With the help of her sister Rachel and Michele’s sister Linda Cluff, Alexis Somers launched a six-and-a-half-year campaign to prove that her father was responsible for her mother’s death.
“I think she absolutely felt like, 'I’ve got to do this. I’m not going to let it rest,'” Cluff told the Deseret News Saturday. “I would think of (Michele’s words) as marching orders. Alexis took that literally and she was making sure there was justice for Michele.”
The effort paid off in the early hours of Saturday when a jury of five men and three women found MacNeill, 57, guilty of murder and obstruction of justice for drugging Michele and getting her into a bathtub so he could hold her underwater until she drowned. He also tossed out the leftover drugs and lied to police, emergency workers and others about his wife’s death.

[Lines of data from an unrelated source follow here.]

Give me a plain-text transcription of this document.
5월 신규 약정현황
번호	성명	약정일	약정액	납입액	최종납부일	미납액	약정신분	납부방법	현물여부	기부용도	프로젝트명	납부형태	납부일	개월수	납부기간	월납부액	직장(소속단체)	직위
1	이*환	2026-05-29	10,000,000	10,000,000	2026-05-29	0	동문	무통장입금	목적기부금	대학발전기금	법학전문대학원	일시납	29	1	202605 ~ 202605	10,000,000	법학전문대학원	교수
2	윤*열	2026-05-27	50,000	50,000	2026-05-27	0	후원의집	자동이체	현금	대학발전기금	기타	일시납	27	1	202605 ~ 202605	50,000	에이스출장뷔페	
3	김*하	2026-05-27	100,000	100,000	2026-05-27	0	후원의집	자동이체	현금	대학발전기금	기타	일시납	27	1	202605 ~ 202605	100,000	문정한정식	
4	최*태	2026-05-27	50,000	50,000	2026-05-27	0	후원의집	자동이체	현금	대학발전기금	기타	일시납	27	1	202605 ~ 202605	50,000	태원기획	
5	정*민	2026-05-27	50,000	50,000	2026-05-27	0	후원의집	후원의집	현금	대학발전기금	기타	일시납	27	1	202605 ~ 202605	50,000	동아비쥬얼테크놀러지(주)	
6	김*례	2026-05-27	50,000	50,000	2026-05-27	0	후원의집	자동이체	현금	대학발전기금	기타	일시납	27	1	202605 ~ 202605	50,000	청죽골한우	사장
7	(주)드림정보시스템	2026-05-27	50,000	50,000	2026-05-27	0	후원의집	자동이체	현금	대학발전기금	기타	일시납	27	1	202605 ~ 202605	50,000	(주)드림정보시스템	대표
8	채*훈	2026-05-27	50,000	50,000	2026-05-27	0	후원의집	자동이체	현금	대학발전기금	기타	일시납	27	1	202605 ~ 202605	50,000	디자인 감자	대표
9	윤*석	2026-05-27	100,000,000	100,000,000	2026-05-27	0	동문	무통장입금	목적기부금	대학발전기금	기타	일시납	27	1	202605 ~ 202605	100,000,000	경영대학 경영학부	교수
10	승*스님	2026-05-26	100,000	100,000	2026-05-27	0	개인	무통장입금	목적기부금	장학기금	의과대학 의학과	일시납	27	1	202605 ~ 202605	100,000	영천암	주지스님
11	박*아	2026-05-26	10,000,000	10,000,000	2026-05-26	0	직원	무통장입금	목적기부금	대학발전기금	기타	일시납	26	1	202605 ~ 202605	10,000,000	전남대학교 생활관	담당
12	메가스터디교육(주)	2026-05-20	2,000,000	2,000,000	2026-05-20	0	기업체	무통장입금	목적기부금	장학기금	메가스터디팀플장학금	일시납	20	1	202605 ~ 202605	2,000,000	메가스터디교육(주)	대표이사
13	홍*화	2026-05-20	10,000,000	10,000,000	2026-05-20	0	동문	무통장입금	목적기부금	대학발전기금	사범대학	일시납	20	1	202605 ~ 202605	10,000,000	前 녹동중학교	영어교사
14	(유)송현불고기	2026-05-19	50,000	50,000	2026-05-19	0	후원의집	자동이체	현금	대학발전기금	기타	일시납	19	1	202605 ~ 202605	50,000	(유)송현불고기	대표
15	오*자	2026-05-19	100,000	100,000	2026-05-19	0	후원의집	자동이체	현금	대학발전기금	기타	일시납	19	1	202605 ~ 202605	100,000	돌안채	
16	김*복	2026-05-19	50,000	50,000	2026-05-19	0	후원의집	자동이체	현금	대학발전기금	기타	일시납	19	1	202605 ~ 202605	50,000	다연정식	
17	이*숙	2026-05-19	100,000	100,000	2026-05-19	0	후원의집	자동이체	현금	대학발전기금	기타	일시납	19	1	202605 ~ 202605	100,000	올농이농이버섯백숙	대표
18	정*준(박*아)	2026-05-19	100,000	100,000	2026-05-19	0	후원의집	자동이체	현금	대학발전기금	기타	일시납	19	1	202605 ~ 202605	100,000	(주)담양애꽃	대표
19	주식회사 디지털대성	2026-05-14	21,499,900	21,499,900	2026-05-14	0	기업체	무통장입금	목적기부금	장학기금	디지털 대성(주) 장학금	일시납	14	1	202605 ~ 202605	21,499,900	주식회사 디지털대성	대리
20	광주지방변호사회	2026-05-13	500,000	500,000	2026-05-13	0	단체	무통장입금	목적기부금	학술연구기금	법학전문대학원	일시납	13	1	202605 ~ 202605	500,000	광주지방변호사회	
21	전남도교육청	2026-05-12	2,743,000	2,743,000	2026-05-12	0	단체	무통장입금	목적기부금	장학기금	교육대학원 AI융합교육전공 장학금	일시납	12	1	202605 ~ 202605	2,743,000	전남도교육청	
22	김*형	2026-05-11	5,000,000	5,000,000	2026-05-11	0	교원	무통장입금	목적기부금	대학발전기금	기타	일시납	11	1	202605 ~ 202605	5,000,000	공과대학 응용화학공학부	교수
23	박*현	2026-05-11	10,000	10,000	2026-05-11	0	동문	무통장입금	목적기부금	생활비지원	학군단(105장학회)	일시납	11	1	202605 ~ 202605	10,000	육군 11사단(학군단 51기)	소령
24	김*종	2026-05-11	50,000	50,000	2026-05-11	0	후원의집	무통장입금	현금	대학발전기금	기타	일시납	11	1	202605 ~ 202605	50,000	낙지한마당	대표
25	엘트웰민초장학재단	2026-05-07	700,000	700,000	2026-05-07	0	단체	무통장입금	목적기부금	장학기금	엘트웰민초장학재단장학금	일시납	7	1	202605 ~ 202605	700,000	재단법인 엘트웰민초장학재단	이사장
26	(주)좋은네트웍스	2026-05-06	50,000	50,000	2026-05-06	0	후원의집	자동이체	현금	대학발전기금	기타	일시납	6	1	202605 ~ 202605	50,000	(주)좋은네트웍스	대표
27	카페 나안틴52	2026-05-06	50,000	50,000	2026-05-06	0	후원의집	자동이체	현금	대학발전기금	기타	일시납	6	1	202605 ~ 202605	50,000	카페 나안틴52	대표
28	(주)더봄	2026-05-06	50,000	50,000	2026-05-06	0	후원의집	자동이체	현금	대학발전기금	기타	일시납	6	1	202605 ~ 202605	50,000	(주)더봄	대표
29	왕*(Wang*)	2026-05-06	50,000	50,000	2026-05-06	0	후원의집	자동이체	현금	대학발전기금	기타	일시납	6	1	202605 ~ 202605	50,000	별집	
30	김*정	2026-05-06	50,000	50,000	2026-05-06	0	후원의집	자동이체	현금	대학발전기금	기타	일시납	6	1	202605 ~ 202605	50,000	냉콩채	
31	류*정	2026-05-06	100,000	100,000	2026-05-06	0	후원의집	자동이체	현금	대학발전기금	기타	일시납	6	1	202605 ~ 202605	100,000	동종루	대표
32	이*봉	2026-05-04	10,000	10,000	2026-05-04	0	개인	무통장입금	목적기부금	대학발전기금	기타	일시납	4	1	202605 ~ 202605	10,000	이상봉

Jurors deliberated 11 hours before finally announcing their verdict at 1:10 a.m. Saturday: "Guilty." Weary from the four-week trial, Somers, Rachel, Cluff and other family members let go an audible gasp and yelped with joy as the word was read.

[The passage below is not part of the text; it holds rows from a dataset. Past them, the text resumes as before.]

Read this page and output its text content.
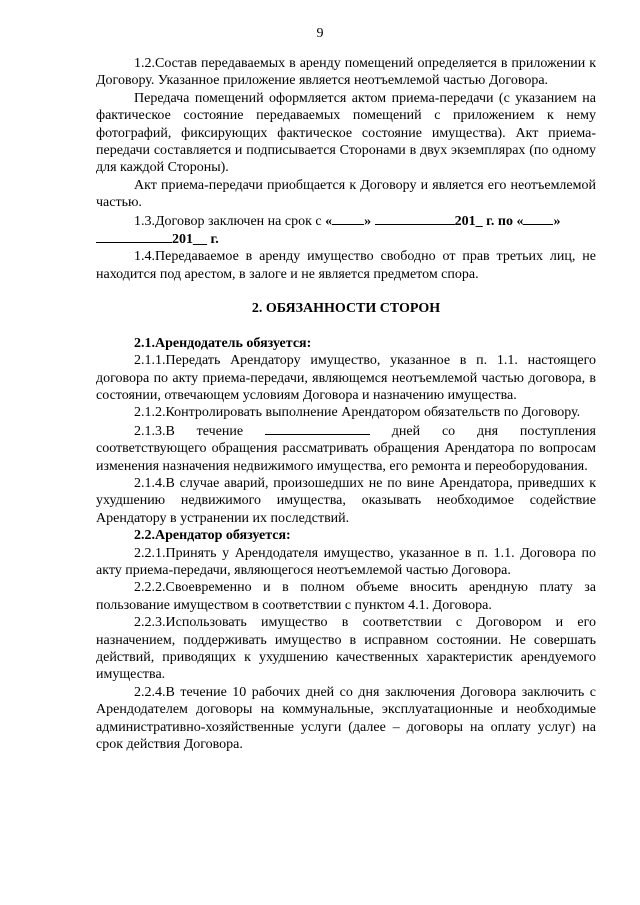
9

1.2.Состав передаваемых в аренду помещений определяется в приложении к Договору. Указанное приложение является неотъемлемой частью Договора.

Передача помещений оформляется актом приема-передачи (с указанием на фактическое состояние передаваемых помещений с приложением к нему фотографий, фиксирующих фактическое состояние имущества). Акт приема-передачи составляется и подписывается Сторонами в двух экземплярах (по одному для каждой Стороны).

Акт приема-передачи приобщается к Договору и является его неотъемлемой частью.

1.3.Договор заключен на срок с « »	201_ г. по « »
201__ г.

1.4.Передаваемое в аренду имущество свободно от прав третьих лиц, не находится под арестом, в залоге и не является предметом спора.

2. ОБЯЗАННОСТИ СТОРОН

2.1.Арендодатель обязуется:

2.1.1.Передать Арендатору имущество, указанное в п. 1.1. настоящего договора по акту приема-передачи, являющемся неотъемлемой частью договора, в состоянии, отвечающем условиям Договора и назначению имущества.

2.1.2.Контролировать выполнение Арендатором обязательств по Договору.

2.1.3.В течение	дней со дня поступления соответствующего обращения рассматривать обращения Арендатора по вопросам изменения назначения недвижимого имущества, его ремонта и переоборудования.

2.1.4.В случае аварий, произошедших не по вине Арендатора, приведших к ухудшению недвижимого имущества, оказывать необходимое содействие Арендатору в устранении их последствий.

2.2.Арендатор обязуется:

2.2.1.Принять у Арендодателя имущество, указанное в п. 1.1. Договора по акту приема-передачи, являющегося неотъемлемой частью Договора.

2.2.2.Своевременно и в полном объеме вносить арендную плату за пользование имуществом в соответствии с пунктом 4.1. Договора.

2.2.3.Использовать имущество в соответствии с Договором и его назначением, поддерживать имущество в исправном состоянии. Не совершать действий, приводящих к ухудшению качественных характеристик арендуемого имущества.

2.2.4.В течение 10 рабочих дней со дня заключения Договора заключить с Арендодателем договоры на коммунальные, эксплуатационные и необходимые административно-хозяйственные услуги (далее – договоры на оплату услуг) на срок действия Договора.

A former Pleasant Grove physician, MacNeill showed no emotion as the verdict was read by a clerk. Before being led away by jailers, however, he hugged defense attorney Randall Spencer and then placed his left hand on the lawyer’s shoulder.

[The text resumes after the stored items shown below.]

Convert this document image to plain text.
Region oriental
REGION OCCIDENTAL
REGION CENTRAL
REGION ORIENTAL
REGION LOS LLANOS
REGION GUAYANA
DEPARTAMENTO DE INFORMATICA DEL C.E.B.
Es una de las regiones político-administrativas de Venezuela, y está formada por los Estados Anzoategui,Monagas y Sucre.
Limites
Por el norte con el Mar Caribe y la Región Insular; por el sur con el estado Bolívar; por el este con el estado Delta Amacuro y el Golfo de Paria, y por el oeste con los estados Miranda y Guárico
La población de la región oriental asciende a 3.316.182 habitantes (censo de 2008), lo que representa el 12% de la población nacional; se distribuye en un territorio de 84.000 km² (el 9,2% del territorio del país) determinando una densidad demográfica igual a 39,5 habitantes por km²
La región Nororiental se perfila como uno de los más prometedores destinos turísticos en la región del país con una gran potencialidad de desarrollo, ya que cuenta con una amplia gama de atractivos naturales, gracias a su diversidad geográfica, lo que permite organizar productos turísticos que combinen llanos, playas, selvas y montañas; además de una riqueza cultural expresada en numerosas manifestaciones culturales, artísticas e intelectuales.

“It’s OK, really,” MacNeill said with a slight smile that seemed to express some resignation.
Afterward, Somers said the courtroom was filled with people who loved her mother.
“We are just so happy he can’t hurt anyone else,” she said, tears streaming down her face. “I can’t believe this has finally happened. We’re so grateful ... there was justice for my mom.”
Investigators said the motive for the murder was Gypsy Willis, a nursing student with whom MacNeill had begun an affair in 2005 that escalated into a serious relationship in the month before Michele’s death.
Prosecutors were thrilled with the jury’s handling of a largely circumstantial case that was fraught with hurdles, not the least of which was an investigation that wasn’t started until years after the woman’s death, despite her pleading family.
“They didn’t take us seriously in the beginning,” an exhausted Cluff said Saturday. “When I went (to police), they were very disinterested. Everyone took Martin’s word because of who he was.”
That didn’t deter the family. For years they wrote letters to authorities, including Utah’s governor, and dug through school and court transcripts, military and employment records and talked to others who knew MacNeill, to help convince prosecutors to give Michele’s death their attention.